First Step to Untangle DNA: Supercoiled DNA Captures Gyrase Like a Lasso Ropes Cattle
Published:06 Jun.2024    Source:Baylor College of Medicine
A study published in the journal Science, researchers at Baylor College of Medicine, Université de Strasbourg, Université Paris Cité and collaborating institutions reveal how DNA gyrase resolves DNA entanglements. The findings not only provide novel insights into this fundamental biological mechanism but also have potential practical applications. Some DNA supercoiling is essential to make DNA accessible to allow the cell to read and make copies of the genetic information, but either too little or too much supercoiling is detrimental. For example, the act of copying and reading DNA overwinds it ahead of the enzymes that read and copy the genetic code, interrupting the process. It's long been known that DNA gyrase plays a role in untangling the overwinding, but the details were not clear.
 
"We typically picture DNA as the straight double helix structure, but inside cells, DNA exists in supercoiled loops. Understanding the molecular interactions between the supercoils and the enzymes that participate in DNA functions has been technically challenging, so we typically use linear DNA molecules instead of coiled DNA to study the interactions," said study researchers. "One goal of our laboratory has been to study these interactions using a DNA structure that more closely mimics the actual supercoiled and looped DNA form present in living cells." After years of work, the Zechiedrich lab has created small loops of supercoiled DNA. In the current study, their hypothesis was proven correct. As the DNA supercoils inside the nucleus, it twists and folds in different forms. This is the first step of the mechanism that prompts the enzyme for resolving DNA entanglements. Imagine watching the rodeo. Like roping cattle with a lasso, supercoiled looped DNA captures gyrase in the first step.
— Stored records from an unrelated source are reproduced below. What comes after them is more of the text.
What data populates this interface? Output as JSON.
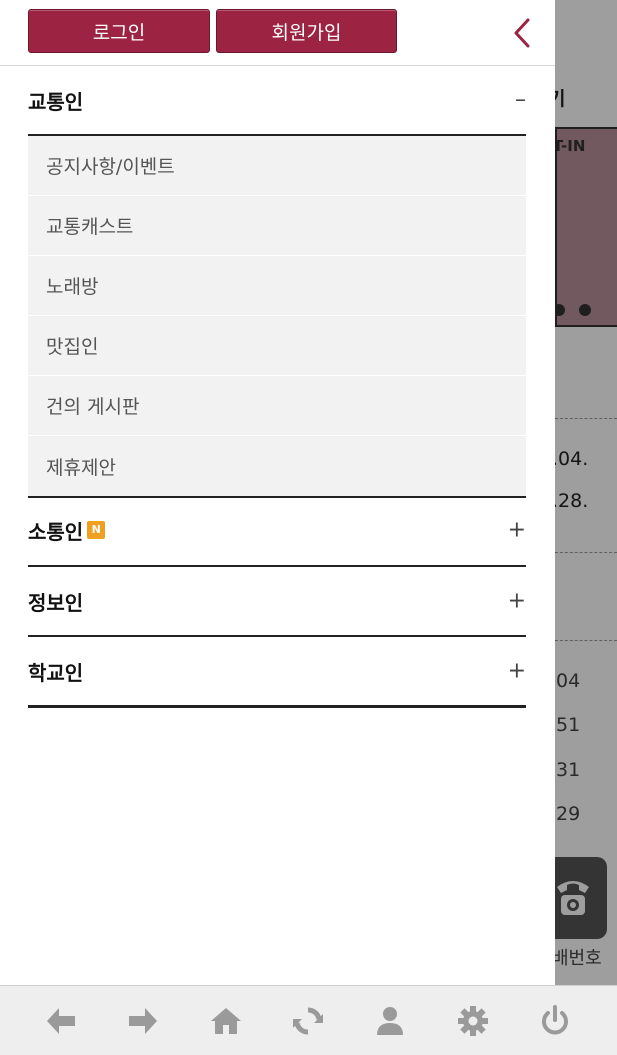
{
  "header": {
    "login_label": "로그인",
    "signup_label": "회원가입"
  },
  "menu": {
    "sections": [
      {
        "title": "교통인",
        "toggle": "–",
        "items": [
          "공지사항/이벤트",
          "교통캐스트",
          "노래방",
          "맛집인",
          "건의 게시판",
          "제휴제안"
        ]
      },
      {
        "title": "소통인",
        "badge": "N",
        "toggle": "+"
      },
      {
        "title": "정보인",
        "toggle": "+"
      },
      {
        "title": "학교인",
        "toggle": "+"
      }
    ]
  },
  "background": {
    "heading_fragment": "기",
    "banner_logo_fragment": "T-IN",
    "dates": [
      ".04.",
      ".28."
    ],
    "numbers": [
      "04",
      "51",
      "31",
      "29"
    ],
    "phone_label_fragment": "배번호"
  },
  "colors": {
    "accent": "#9c2442",
    "badge": "#f0a020",
    "toolbar_icon": "#9a9a9a"
  },
  "toolbar": {
    "icons": [
      "back-arrow-icon",
      "forward-arrow-icon",
      "home-icon",
      "refresh-icon",
      "user-icon",
      "gear-icon",
      "power-icon"
    ]
  }
}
Gyrase then cuts one double-helix of the DNA lasso and passes the other helix through the break to get free.
 
Researchers confirmed the observation of the path of the DNA wrapped in the loop around gyrase using magnetic tweezers, a biophysical technique that allows to measure the deformation and fluctuations in the length of a single molecule of DNA. Interestingly, the "DNA strand inversion model" for gyrase activity was proposed in 1979 by Drs. Patrick O. Brown and the late Nicholas R. Cozzarelli, also in a Science paper, well before researchers had access to supercoiled minicircles or the 3-D molecular structure of the enzyme. This work opens a myriad of perspectives to study the mechanism of this conserved class of enzymes, which are of great clinical value and supports new ideas on how DNA activities are regulated.